Folgendes Problem tritt auf:
Ich benutze mehrere For-Schleifen und habe festgestellt, das manchmal Rester aus anderen For-Schleifen auftauchen (und dadurch die Abbruchbedingung falsch ist), da ich aus der For-Schleife vorher rausgesprungen bin und ich dann später einfach eine neue Aufrufe.

Gibt es eine Möglichkeit, das ich die neue FOR-Schleife neu initialisiere ohne das irgendwelche "Rester" wieder bringt.

Kleines Bsp (sehr einfach)
- 1. Text-Datei hat zwei Zeilen mit "a" und "b"
- 1. For-schleife soll "a" suchen und wenn es gefunden wurde was neues machen

Soweit ja ok
- 2. Text-Datei hat auch zwei Zeilen mit "c" und "d"
- 2. For-Schleife schaut, ob es "e" gibt, da das ja nicht in der Datei ist, sollte die %%k-Variable ja leer sein. IST SIE ABER NICHT und es steht als Ergebniss einfach "b" da.
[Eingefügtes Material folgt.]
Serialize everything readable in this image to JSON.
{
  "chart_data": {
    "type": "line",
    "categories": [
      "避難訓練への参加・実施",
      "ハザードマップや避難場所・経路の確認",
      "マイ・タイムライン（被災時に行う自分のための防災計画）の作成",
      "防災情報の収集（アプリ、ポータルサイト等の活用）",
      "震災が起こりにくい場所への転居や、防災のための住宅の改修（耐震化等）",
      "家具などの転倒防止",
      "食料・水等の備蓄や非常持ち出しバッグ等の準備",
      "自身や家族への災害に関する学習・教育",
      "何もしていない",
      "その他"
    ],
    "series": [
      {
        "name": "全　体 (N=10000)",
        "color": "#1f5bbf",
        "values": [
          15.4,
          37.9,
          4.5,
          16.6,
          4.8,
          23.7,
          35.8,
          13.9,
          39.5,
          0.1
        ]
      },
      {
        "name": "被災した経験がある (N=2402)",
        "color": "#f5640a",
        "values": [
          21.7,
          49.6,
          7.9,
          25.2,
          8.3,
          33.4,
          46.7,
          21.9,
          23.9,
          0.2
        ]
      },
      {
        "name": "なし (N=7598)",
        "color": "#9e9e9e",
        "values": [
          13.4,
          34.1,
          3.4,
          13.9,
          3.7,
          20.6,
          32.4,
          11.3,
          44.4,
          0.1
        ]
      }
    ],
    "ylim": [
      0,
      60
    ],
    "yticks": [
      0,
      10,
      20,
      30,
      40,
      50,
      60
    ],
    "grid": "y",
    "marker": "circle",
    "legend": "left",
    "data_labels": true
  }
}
Bis jetzt habe ich immer irgendwelche Hilfsfunktion geschrieben, gibt es aber auch die Möglichkeit, die FOR-Schleife so zu initialisieren OHNE das die alten Rester wieder auftauchen.
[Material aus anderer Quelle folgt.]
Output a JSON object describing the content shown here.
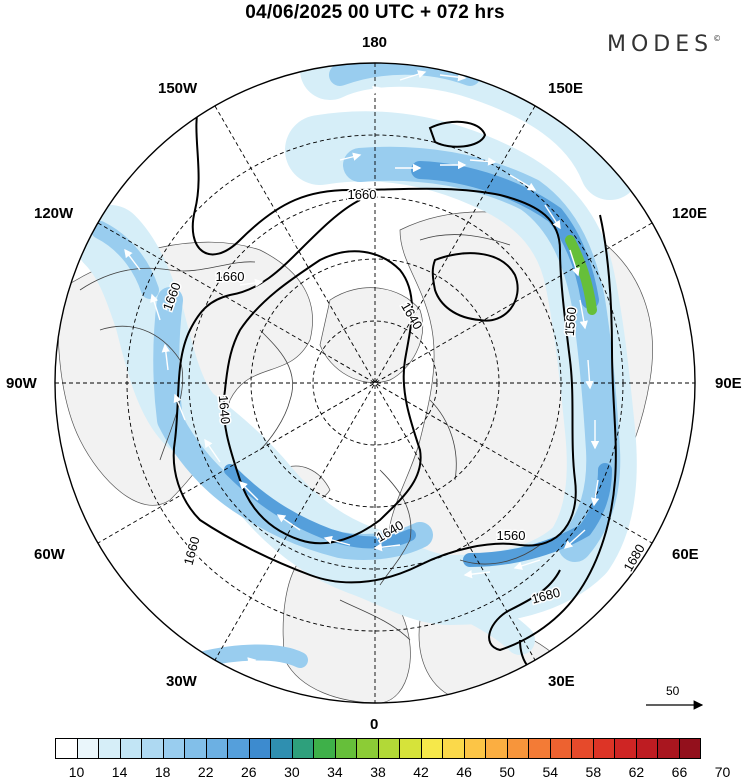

Ich Denke mal, das Problem ist, das die FOR-Schleifen vorher beendet werden!!


----------



## olqs (2. Februar 2008)

Vielleicht hilft die das weiter
http://www.microsoft.com/technet/prodtechnol/Windows2000serv/support/FAQW2KCP.mspx
und dann unten auf "What is delayed environment variable expansion?" klicken.

Es steht dazu auch etwas unter "help set"


----------